The Seattle Seahawks' convincing Super Bowl win confirmed a couple of trends that are working.
It helps to have a mobile quarterback such as Russell Wilson. It also helps to be physical, as Seattle and other teams have stressed finding physical players in the building process.
That's where you give the Denver Broncos some hope. They play the NFC West in 2014. To prepare for those games, the Broncos might try to get a little more physical with their offseason acquisitions.
"When you play those teams you know it's a physical division," Broncos president John Elway said. "You got to be able to play physical with physical teams, and that's always a goal is to be able to have a team that physically can stay with everybody in this league. It's a tough division that's a very physical division, so that'll be a great test for us."
The Indianapolis Colts, for example, copied the model that made Baltimore successful. When he joined the Colts, Chuck Pagano brought the Ravens' concept that bigger is better. Pagano wanted bigger, stronger players on defense. He's been trying to build a more physical offensive line. He put the fullback back in the Colts' offense.
The Colts proved the system worked, at least in the regular season, as they beat San Francisco and Seattle (despite the fact that they lost to the Rams and Cardinals to go 2-2 against the NFC West). If the Broncos can use the four games against Seattle, San Francisco, St. Louis and Arizona as a test of their physicality, it could help them get back to the Super Bowl.
The downside of playing the NFC West is that it could cost the Broncos home-field advantage. The Broncos went 4-0 against the NFC East in 2013, but that won't be nearly as easy a task against the NFC West next season.

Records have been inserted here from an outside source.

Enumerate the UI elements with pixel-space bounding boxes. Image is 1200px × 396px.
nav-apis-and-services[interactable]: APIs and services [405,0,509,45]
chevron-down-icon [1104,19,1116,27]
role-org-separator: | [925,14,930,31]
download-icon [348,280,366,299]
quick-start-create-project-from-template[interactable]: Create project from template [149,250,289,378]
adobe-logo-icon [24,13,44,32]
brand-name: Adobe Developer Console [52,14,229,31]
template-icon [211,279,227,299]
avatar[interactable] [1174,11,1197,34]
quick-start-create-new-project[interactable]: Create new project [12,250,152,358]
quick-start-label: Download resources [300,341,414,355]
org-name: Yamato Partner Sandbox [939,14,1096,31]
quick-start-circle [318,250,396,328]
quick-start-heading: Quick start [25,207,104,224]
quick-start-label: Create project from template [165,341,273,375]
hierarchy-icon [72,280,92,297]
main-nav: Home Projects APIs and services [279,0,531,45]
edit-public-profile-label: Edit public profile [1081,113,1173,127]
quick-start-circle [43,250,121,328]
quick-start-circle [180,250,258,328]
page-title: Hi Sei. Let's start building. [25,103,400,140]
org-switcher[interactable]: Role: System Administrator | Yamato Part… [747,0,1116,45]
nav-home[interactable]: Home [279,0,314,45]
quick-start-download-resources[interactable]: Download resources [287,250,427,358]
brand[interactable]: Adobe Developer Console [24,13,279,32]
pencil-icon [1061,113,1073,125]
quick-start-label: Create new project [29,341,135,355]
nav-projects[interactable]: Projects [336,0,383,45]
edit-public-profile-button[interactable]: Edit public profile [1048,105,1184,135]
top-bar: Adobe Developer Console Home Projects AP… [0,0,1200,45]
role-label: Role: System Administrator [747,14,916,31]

Getting the defense to be faster and more physical can be accomplished. Getting more physical on offense is tricky. Peyton Manning isn't mobile. The Broncos need offensive linemen whose priority is to knock down defenders quickly so the quarterback can get rid of the ball.
The Saints have similar issues with Drew Brees, and they invest in physical guards who knock down defenders and get away with lesser talent at tackle.
I agree with Elway's assessment that immobile quarterbacks aren't dinosaurs.
"I think you have both types in the league right now," Elway said. "You have Peyton, you have [Saints QB Drew] Brees, you have [Patriots QB Tom] Brady -- they're pocket guys. The young guys are the guys that are athletic and can move around -- you have the [Colin] Kaepernicks, Wilson, Cam Newton and some others. In this league, there is probably more of a combination of both right now than at any one point because with the athletic quarterbacks that teams have, they'll take advantage of what they can do. I think staffs are doing a hell of a job taking advantage of what their quarterback does best."
The solution for the Broncos and other AFC teams is getting more physical. It worked for Baltimore in its Super Bowl victory over San Francisco. Now we'll see if Denver, and even the New England Patriots, can do the same.